San Francisco Wasn’t a Sanctuary for Kate Steinle
If sanctuary policies for illegal immigrants got Kate Steinle killed, did Donald Trump’s harsh anti-immigration rhetoric help pave the way for her assailant’s unexpected acquittal last week on murder, manslaughter and assault charges?
Trying to make sense of Steinle’s horrific death was difficult enough. Now we must process the criminal justice system’s horrifically lenient treatment of her killer. Two years ago, a man with a lengthy criminal record—a man who should not have been in the country in the first place—fired a stolen semiautomatic pistol on a crowded San Francisco pier. The bullet ricocheted off the pavement and into the back of a 32-year-old woman out for a stroll with her father. The shooter then threw the gun into the San Francisco Bay and fled, while his victim died in her father’s arms.
Everyone acknowledges that Jose Ines Garcia Zarate is the man responsible for Steinle’s death, yet the system in place to bring the killer to justice seems far more interested in his well-being than it ever was in hers. At the time of the shooting, Mr. Garcia Zarate had racked up seven felony convictions and been deported from the U.S. five times. His lawyers argued that the stolen gun, which the defendant said he found under a bench, went off by accident. Prosecutors brought several charges. The jury could have found Mr. Garcia Zarate guilty of murder, manslaughter or even assault with a deadly weapon, but it declined to convict on any of those counts. Instead, he was found guilty of being a felon in possession of a firearm. He could face up to three years in state prison—a term he may have already satisfied.
During his race for president against Hillary Clinton, Mr. Trump spoke frequently and forcefully about the Steinle case and how local law-enforcement officials deal with the undocumented immigrants they encounter. “My opponent wants sanctuary cities,” he said in his nomination acceptance speech at the Republican National Convention last year. “But where was the sanctuary for Kate Steinle?”
That question still looms after last week’s verdict given that sanctuary cities like San Francisco, which restrict cooperation between local police and federal immigration authorities, see no need to change their ways. Before the shooting, Mr. Garcia Zarate was in custody and on track to be deported (yet again) but was first transferred to the San Francisco Jail on an outstanding drug-related warrant. After city prosecutors declined to prosecute that case, he was released despite a request from federal agents to hold him for deportation. Which is to say that this wasn’t a mix-up. The San Francisco authorities did not make a mistake. Mr. Garcia Zarate didn’t fall through the cracks. He was released because that was the policy for dealing with illegal aliens, and it’s still the policy. Kate Steinle’s killer would be released again today.
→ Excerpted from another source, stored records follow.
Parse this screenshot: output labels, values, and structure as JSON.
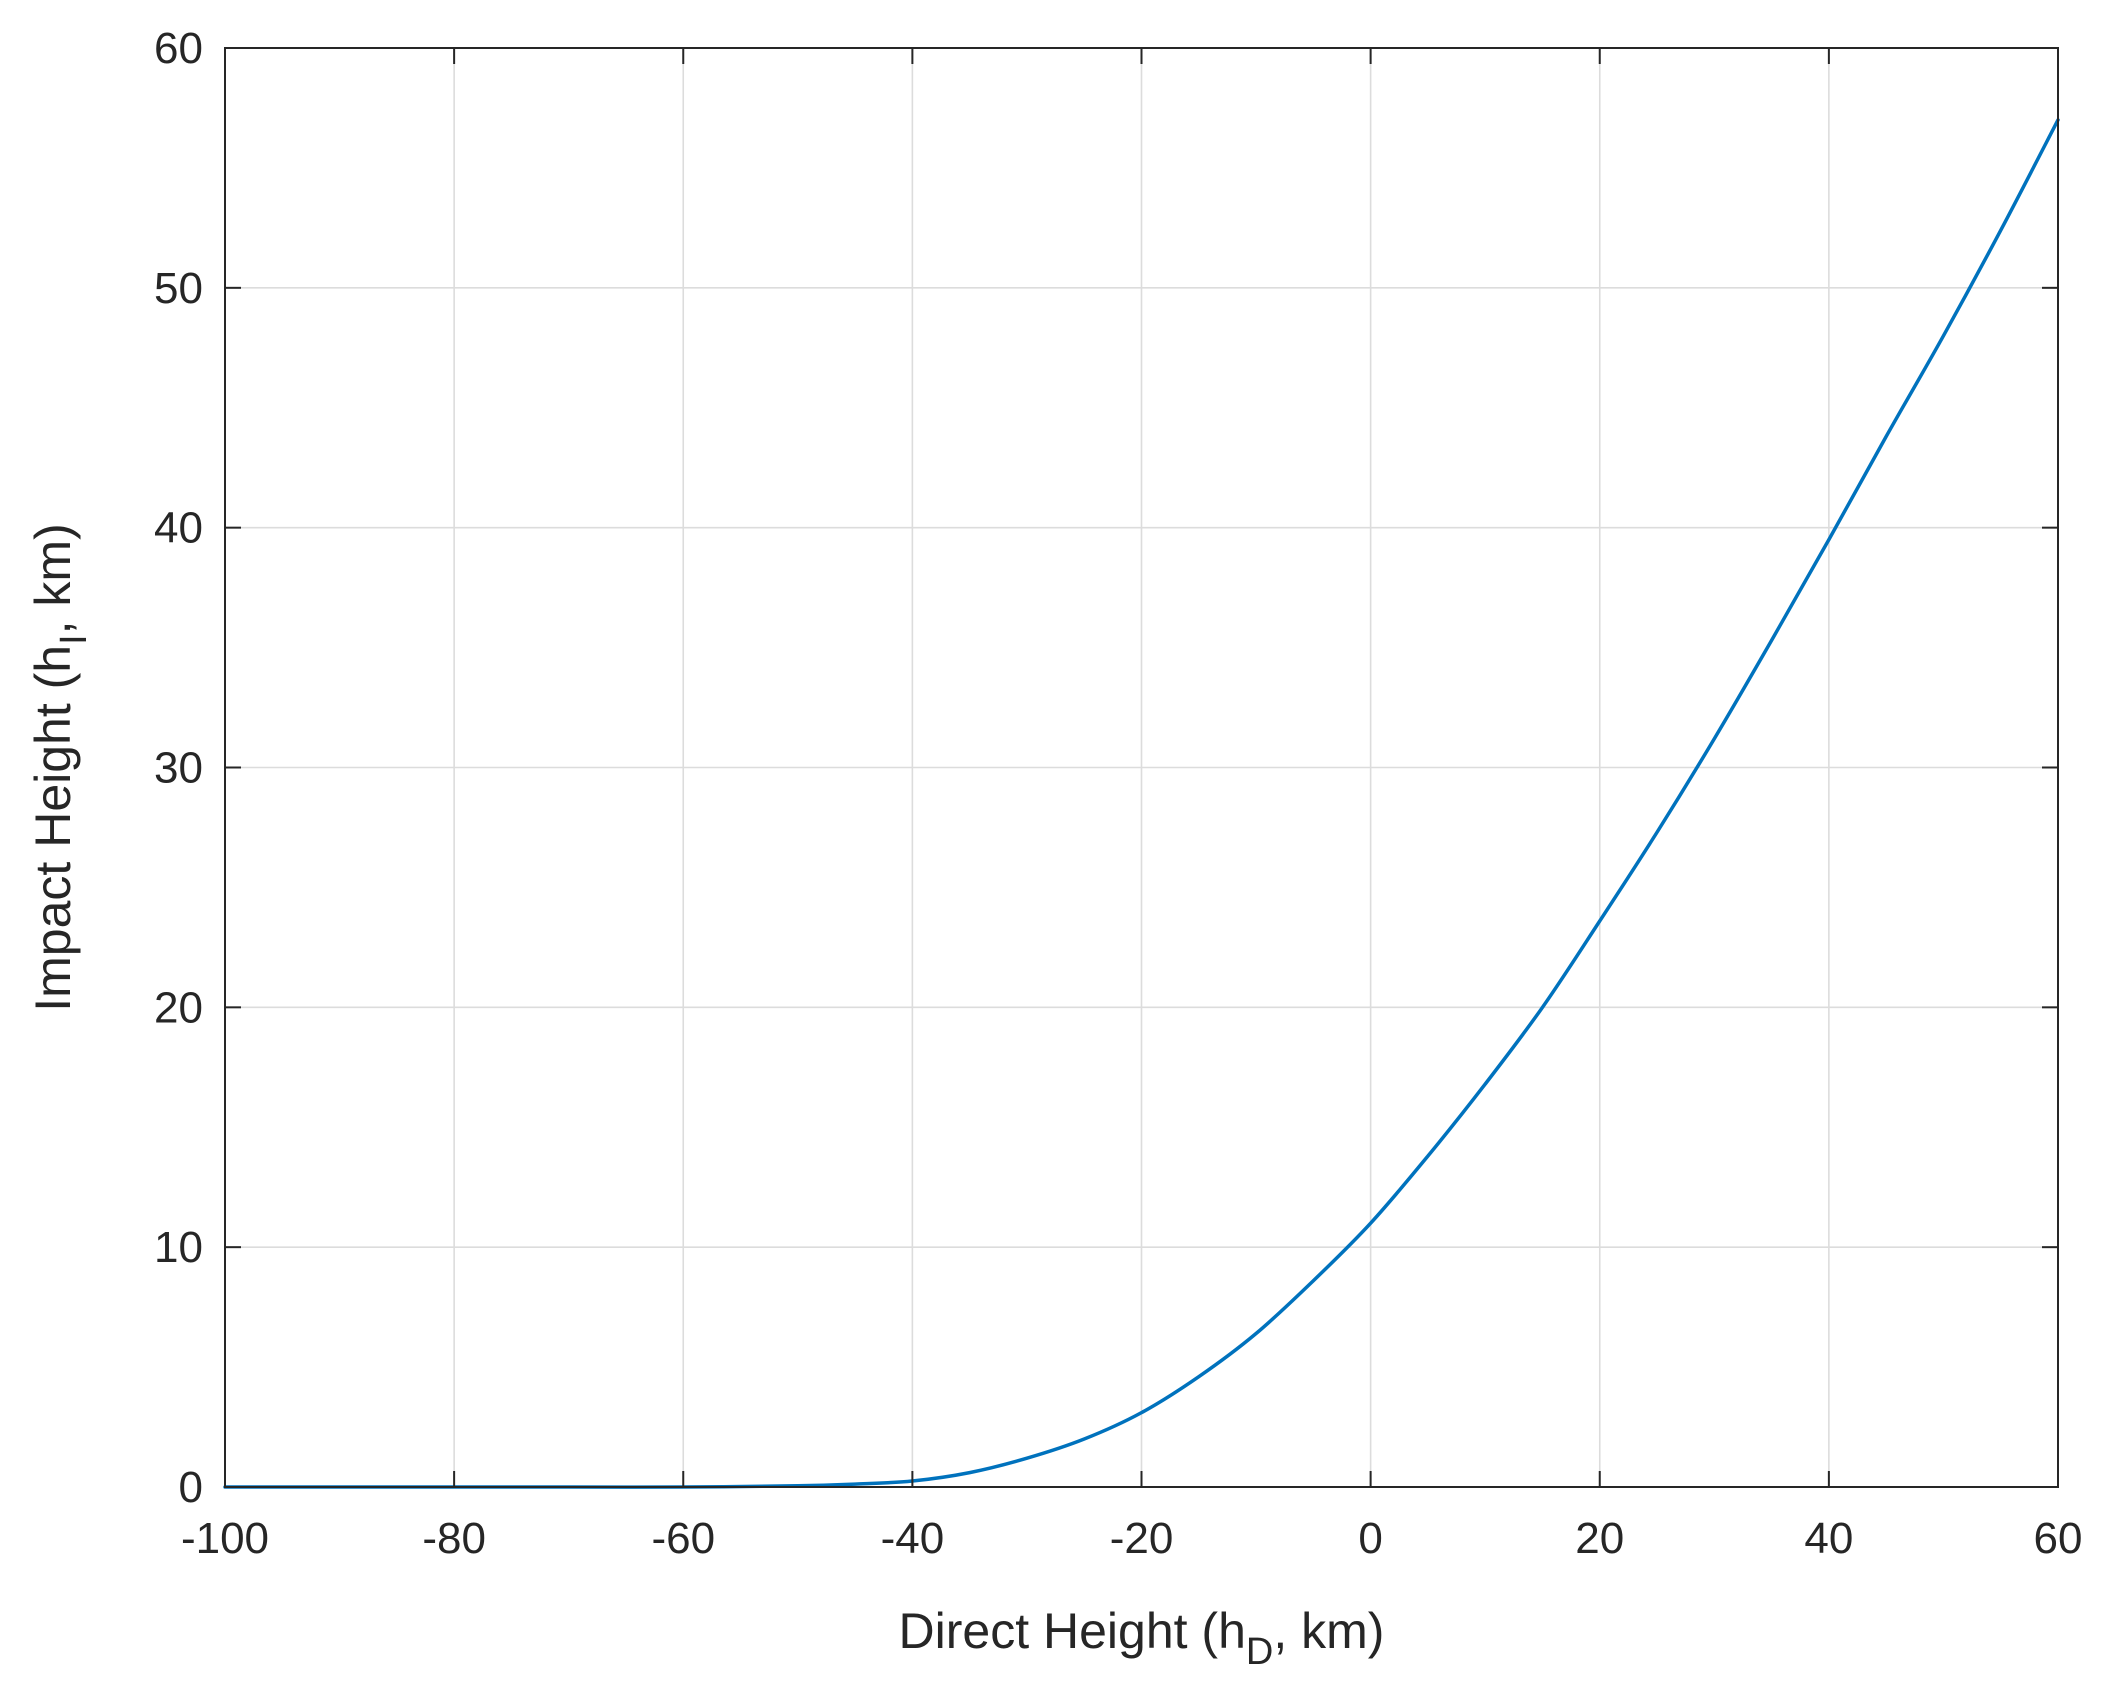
{
  "chart_data": {
    "type": "line",
    "title": "",
    "xlabel": {
      "main": "Direct Height (h",
      "subscript": "D",
      "suffix": ", km)"
    },
    "ylabel": {
      "main": "Impact Height (h",
      "subscript": "I",
      "suffix": ", km)"
    },
    "xlim": [
      -100,
      60
    ],
    "ylim": [
      0,
      60
    ],
    "xticks": [
      -100,
      -80,
      -60,
      -40,
      -20,
      0,
      20,
      40,
      60
    ],
    "yticks": [
      0,
      10,
      20,
      30,
      40,
      50,
      60
    ],
    "xtick_labels": [
      "-100",
      "-80",
      "-60",
      "-40",
      "-20",
      "0",
      "20",
      "40",
      "60"
    ],
    "ytick_labels": [
      "0",
      "10",
      "20",
      "30",
      "40",
      "50",
      "60"
    ],
    "grid": true,
    "series": [
      {
        "color": "#0072BD",
        "x": [
          -100,
          -90,
          -80,
          -70,
          -60,
          -50,
          -45,
          -40,
          -35,
          -30,
          -25,
          -20,
          -15,
          -10,
          -5,
          0,
          5,
          10,
          15,
          20,
          25,
          30,
          35,
          40,
          45,
          50,
          55,
          60
        ],
        "y": [
          0,
          0,
          0,
          0,
          0,
          0.05,
          0.12,
          0.25,
          0.6,
          1.2,
          2.0,
          3.1,
          4.6,
          6.4,
          8.6,
          11.0,
          13.8,
          16.8,
          20.0,
          23.6,
          27.3,
          31.2,
          35.3,
          39.5,
          43.8,
          48.0,
          52.4,
          57.0
        ]
      }
    ]
  }
}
Around 500 cities and counties in the U.S. can be described as illegal immigrant sanctuaries, though the level of cooperation with federal authorities varies. The Department of Homeland Security says that it doesn’t have the manpower to patrol the interior without help from the nation’s 765,000 police officers. Some police departments counter that sanctuary ordinances strengthen relationships between law enforcement and immigrants. If people in a community fear that the police are there to deport them, they are less likely to report crimes and public safety suffers. But isn’t fear of deportation also a deterrent to entering the country illegally? Doesn’t lax enforcement of our immigration laws beget more violations of our immigration laws?
Steinle’s death illustrates the significant trade-offs involved in constructing sanctuary jurisdictions. Americans understandably want immigration policies in place that prioritize the needs and concerns of U.S. citizens, not foreign nationals. In effect, San Francisco’s sanctuary policy prioritized the Garcia Zarates, which is another outrage.
Kate Steinle’s killer is not the poster child for illegal immigration, despite Mr. Trump’s efforts to turn him into one. The research consistently has shown that immigrants here both legally and illegally are less likely than their native counterparts to be arrested and imprisoned. And that holds true whether the immigrant hails from Japan, India or Ecuador. America’s violent-crime rates are driven mostly by Americans. But neither is every immigrant a blameless Dreamer, and too often immigration activists and liberal politicians are as unwilling as the president to make a distinction.
The San Francisco jurors who went easy on Mr. Garcia Zarate haven’t made public their reasoning, and maybe they never will. But don’t rule out jury nullification. The president is deeply unpopular in the City by the Bay, where less than 10% of voters supported his presidential bid. Kate Steinle may also have been a victim of ideologically driven jurors looking to send a message to the president.
Appeared in the December 6, 2017, print edition.